Fifteen years ago I told my art istory professor I thought the bare-breasted women bull jumpers, carved in ivory or painted in fresco about 1600 B.C. in Crete, could have been made by women depicting women. And I considered that the preponderant Neolithic fertility figurines might have been crafted by women for themselves—to accompany them through pregnancy and birth-giving. And I wondered if the frescos of the Mysteries, in Pompeii—almost exclusively concerned with feminine gestures and actions—could have been painted by women. He was shocked and annoyed, saying that there was absolutely no authority to support such ideas. Since then, I have given myself the authority to support and pursue these insights. By the year 2000 feminist archeologists, etymologists, egyptologists, biologists, sociologists will have established beyond question my contention that women determined the forms of the sacred and the functional—the divine properties of material, its religious and practical formations; that she evolved pottery, sculpture, fresco, architecture, astronomy and the laws of agriculture—all of which belonged implicitly to the female realms of transformation and production.

The shadowy notions of a harmonious core of civilization under the aegis of the Great Mother Goddess, where the divine unity of female biological and imaginative creation was normal and pervasive, where the female was the source of all living and created images, will once again move to clarify our own conscious desires. The scared rituals of forming materials to embody life energies will return to the female source.

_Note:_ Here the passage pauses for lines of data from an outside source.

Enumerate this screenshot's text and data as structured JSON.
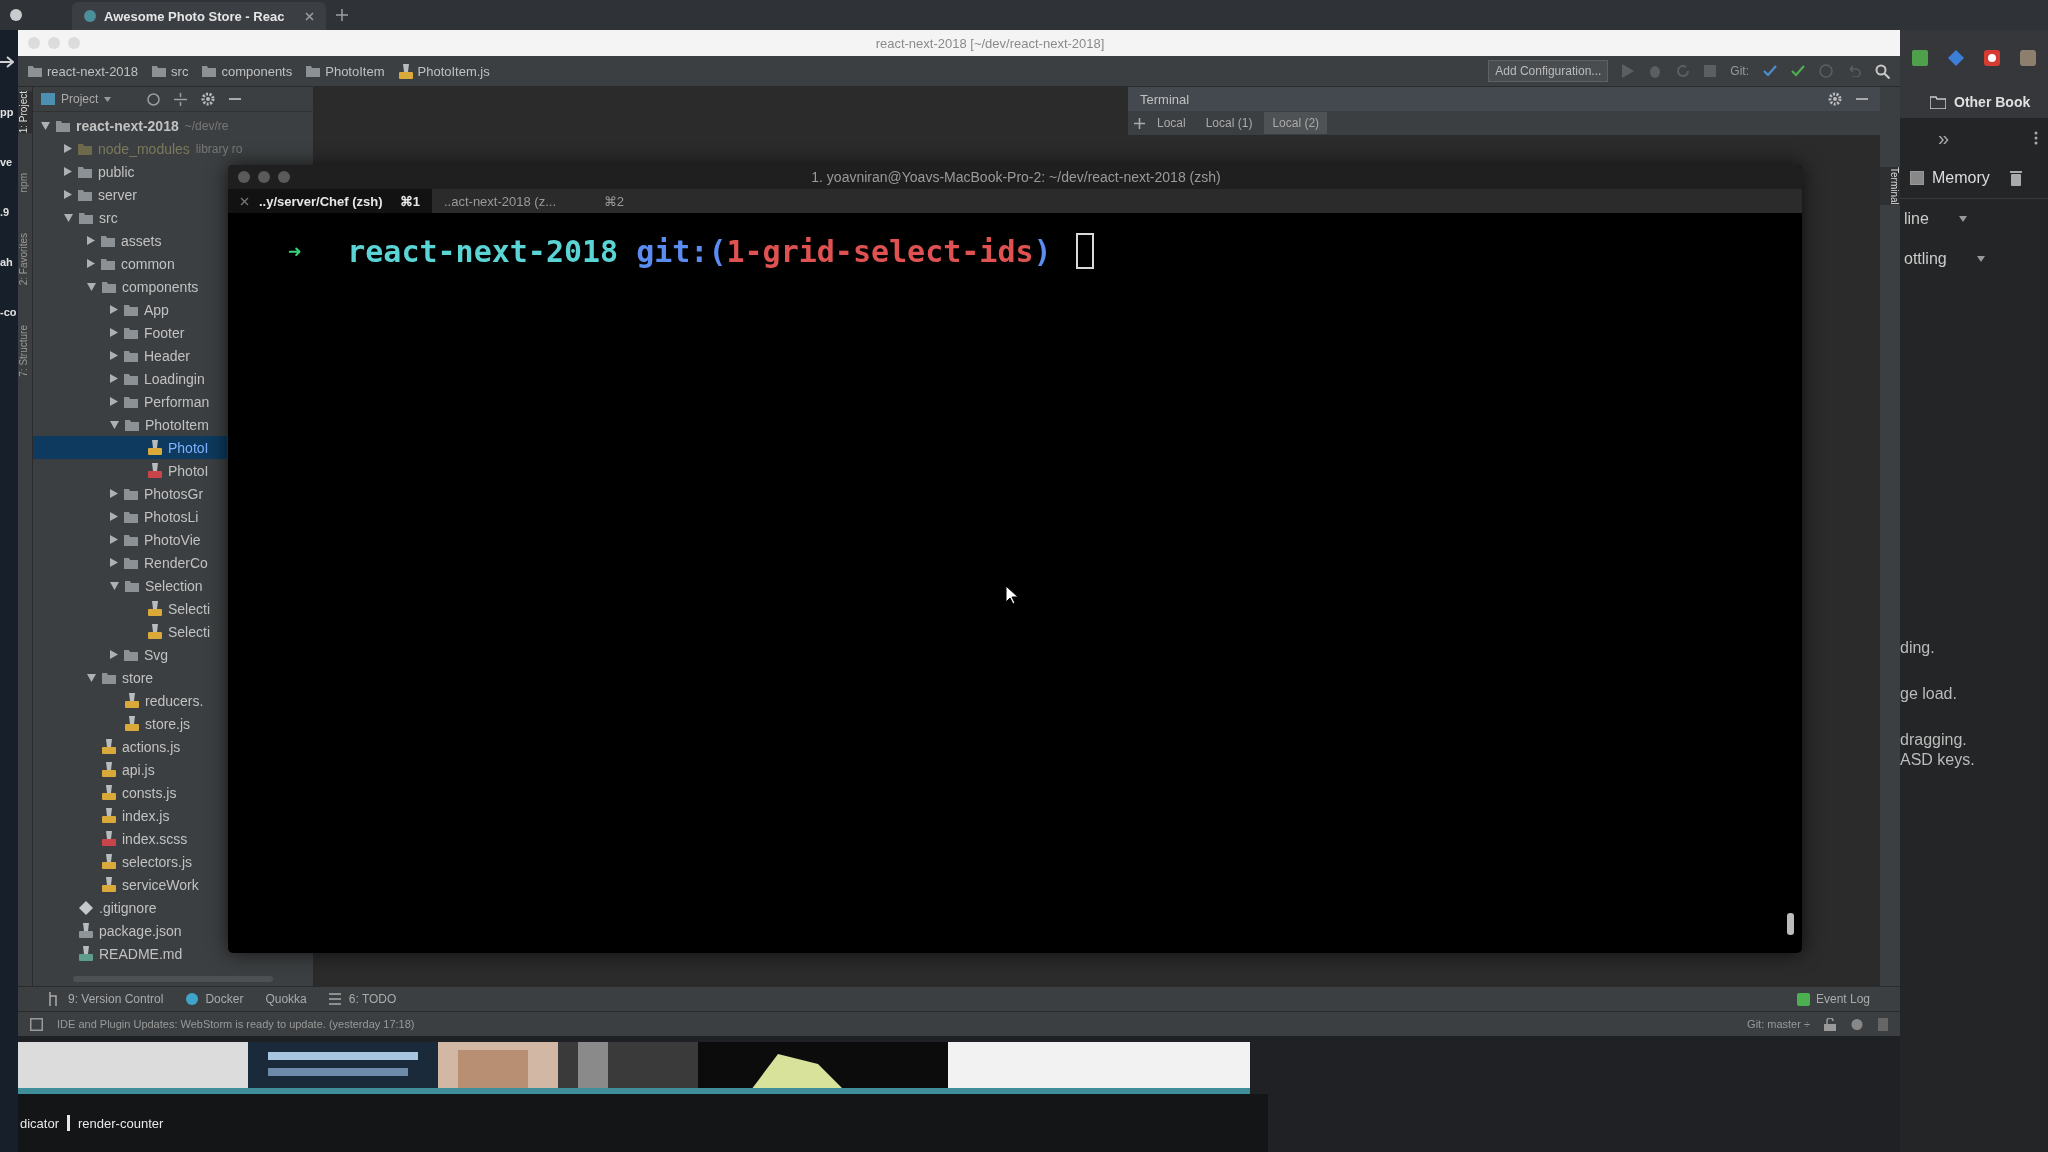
{
  "browser": {
    "tab_title": "Awesome Photo Store - Reac",
    "left_fragments": [
      "pp",
      "ve",
      ".9",
      "ah",
      "-co"
    ],
    "bookmark": "Other Book",
    "overflow": "»",
    "devtools": {
      "memory": {
        "label": "Memory",
        "checked": true
      },
      "selects": [
        "line",
        "ottling"
      ],
      "hints": [
        "ding.",
        "ge load.",
        "dragging.",
        "ASD keys."
      ]
    },
    "footer": [
      "dicator",
      "render-counter"
    ]
  },
  "ide": {
    "title": "react-next-2018 [~/dev/react-next-2018]",
    "breadcrumbs": [
      {
        "label": "react-next-2018",
        "kind": "folder"
      },
      {
        "label": "src",
        "kind": "folder"
      },
      {
        "label": "components",
        "kind": "folder"
      },
      {
        "label": "PhotoItem",
        "kind": "folder"
      },
      {
        "label": "PhotoItem.js",
        "kind": "js"
      }
    ],
    "run_config": "Add Configuration...",
    "vcs": "Git:",
    "tool_strip": [
      {
        "label": "1: Project",
        "selected": true
      },
      {
        "label": "npm",
        "selected": false
      },
      {
        "label": "2: Favorites",
        "selected": false
      },
      {
        "label": "7: Structure",
        "selected": false
      }
    ],
    "project": {
      "title": "Project",
      "tree": [
        {
          "label": "react-next-2018",
          "note": "~/dev/re",
          "kind": "folder",
          "expanded": true,
          "selected": false,
          "children": [
            {
              "label": "node_modules",
              "note": "library ro",
              "kind": "library",
              "expanded": false,
              "selected": false
            },
            {
              "label": "public",
              "kind": "folder",
              "expanded": false,
              "selected": false
            },
            {
              "label": "server",
              "kind": "folder",
              "expanded": false,
              "selected": false
            },
            {
              "label": "src",
              "kind": "folder",
              "expanded": true,
              "selected": false,
              "children": [
                {
                  "label": "assets",
                  "kind": "folder",
                  "expanded": false,
                  "selected": false
                },
                {
                  "label": "common",
                  "kind": "folder",
                  "expanded": false,
                  "selected": false
                },
                {
                  "label": "components",
                  "kind": "folder",
                  "expanded": true,
                  "selected": false,
                  "children": [
                    {
                      "label": "App",
                      "kind": "folder",
                      "expanded": false,
                      "selected": false
                    },
                    {
                      "label": "Footer",
                      "kind": "folder",
                      "expanded": false,
                      "selected": false
                    },
                    {
                      "label": "Header",
                      "kind": "folder",
                      "expanded": false,
                      "selected": false
                    },
                    {
                      "label": "Loadingin",
                      "kind": "folder",
                      "expanded": false,
                      "selected": false
                    },
                    {
                      "label": "Performan",
                      "kind": "folder",
                      "expanded": false,
                      "selected": false
                    },
                    {
                      "label": "PhotoItem",
                      "kind": "folder",
                      "expanded": true,
                      "selected": false,
                      "children": [
                        {
                          "label": "PhotoI",
                          "kind": "js",
                          "selected": true
                        },
                        {
                          "label": "PhotoI",
                          "kind": "scss",
                          "selected": false
                        }
                      ]
                    },
                    {
                      "label": "PhotosGr",
                      "kind": "folder",
                      "expanded": false,
                      "selected": false
                    },
                    {
                      "label": "PhotosLi",
                      "kind": "folder",
                      "expanded": false,
                      "selected": false
                    },
                    {
                      "label": "PhotoVie",
                      "kind": "folder",
                      "expanded": false,
                      "selected": false
                    },
                    {
                      "label": "RenderCo",
                      "kind": "folder",
                      "expanded": false,
                      "selected": false
                    },
                    {
                      "label": "Selection",
                      "kind": "folder",
                      "expanded": true,
                      "selected": false,
                      "children": [
                        {
                          "label": "Selecti",
                          "kind": "js",
                          "selected": false
                        },
                        {
                          "label": "Selecti",
                          "kind": "js",
                          "selected": false
                        }
                      ]
                    },
                    {
                      "label": "Svg",
                      "kind": "folder",
                      "expanded": false,
                      "selected": false
                    }
                  ]
                },
                {
                  "label": "store",
                  "kind": "folder",
                  "expanded": true,
                  "selected": false,
                  "children": [
                    {
                      "label": "reducers.",
                      "kind": "js",
                      "selected": false
                    },
                    {
                      "label": "store.js",
                      "kind": "js",
                      "selected": false
                    }
                  ]
                },
                {
                  "label": "actions.js",
                  "kind": "js",
                  "selected": false
                },
                {
                  "label": "api.js",
                  "kind": "js",
                  "selected": false
                },
                {
                  "label": "consts.js",
                  "kind": "js",
                  "selected": false
                },
                {
                  "label": "index.js",
                  "kind": "js",
                  "selected": false
                },
                {
                  "label": "index.scss",
                  "kind": "scss",
                  "selected": false
                },
                {
                  "label": "selectors.js",
                  "kind": "js",
                  "selected": false
                },
                {
                  "label": "serviceWork",
                  "kind": "js",
                  "selected": false
                }
              ]
            },
            {
              "label": ".gitignore",
              "kind": "git",
              "selected": false
            },
            {
              "label": "package.json",
              "kind": "json",
              "selected": false
            },
            {
              "label": "README.md",
              "kind": "md",
              "selected": false
            }
          ]
        }
      ]
    },
    "terminal_panel": {
      "title": "Terminal",
      "tabs": [
        {
          "label": "Local",
          "selected": false
        },
        {
          "label": "Local (1)",
          "selected": false
        },
        {
          "label": "Local (2)",
          "selected": true
        }
      ]
    },
    "right_strip": [
      {
        "label": "Terminal",
        "selected": true
      }
    ],
    "tool_windows": [
      {
        "label": "9: Version Control",
        "kind": "vcs"
      },
      {
        "label": "Docker",
        "kind": "docker"
      },
      {
        "label": "Quokka",
        "kind": "plain"
      },
      {
        "label": "6: TODO",
        "kind": "todo"
      }
    ],
    "event_log": "Event Log",
    "status": "IDE and Plugin Updates: WebStorm is ready to update. (yesterday 17:18)",
    "git_branch": "Git: master ÷"
  },
  "terminal": {
    "title": "1. yoavniran@Yoavs-MacBook-Pro-2: ~/dev/react-next-2018 (zsh)",
    "tabs": [
      {
        "label": "..y/server/Chef (zsh)",
        "shortcut": "⌘1",
        "selected": true
      },
      {
        "label": "..act-next-2018 (z...",
        "shortcut": "⌘2",
        "selected": false
      }
    ],
    "prompt": {
      "arrow": "➜",
      "dir": "react-next-2018",
      "git_open": "git:(",
      "branch": "1-grid-select-ids",
      "git_close": ")"
    }
  }
}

One further change will be the assembling of pioneer istorians—themselves discredited or forgotten by traditional masculine authority. In the year 2000, they will be on the required reading lists. What a joy to welcome Helen Diner, J.J. Bachofen, Michelet, Rilke, Gould-Davis, Jane Ellen Harrison, Robert Graves, Jacquetta Hawkes, Ruth Benedict, Robert Briffault, Erich Neumann, Marie de LeCourt, Ruth Herschberger, Bryher, Hays, Minna Mosdherosch Schmidt, Clara E. C. Waters (1904), Elizabeth F. Ellet (1859).

The negative aspect is simply that the young woman coming to these vital studies will never really believe that we, in our desperate groundwork, were so crippled and isolated; that a belief and dedication to a feminine istory of art was despised by those who might have taught it, and considered heretical and false by those who should have taught it. That our deepest energies were nurtured in secret, with precedents we kept secret—our lost women. Now found and to be found again.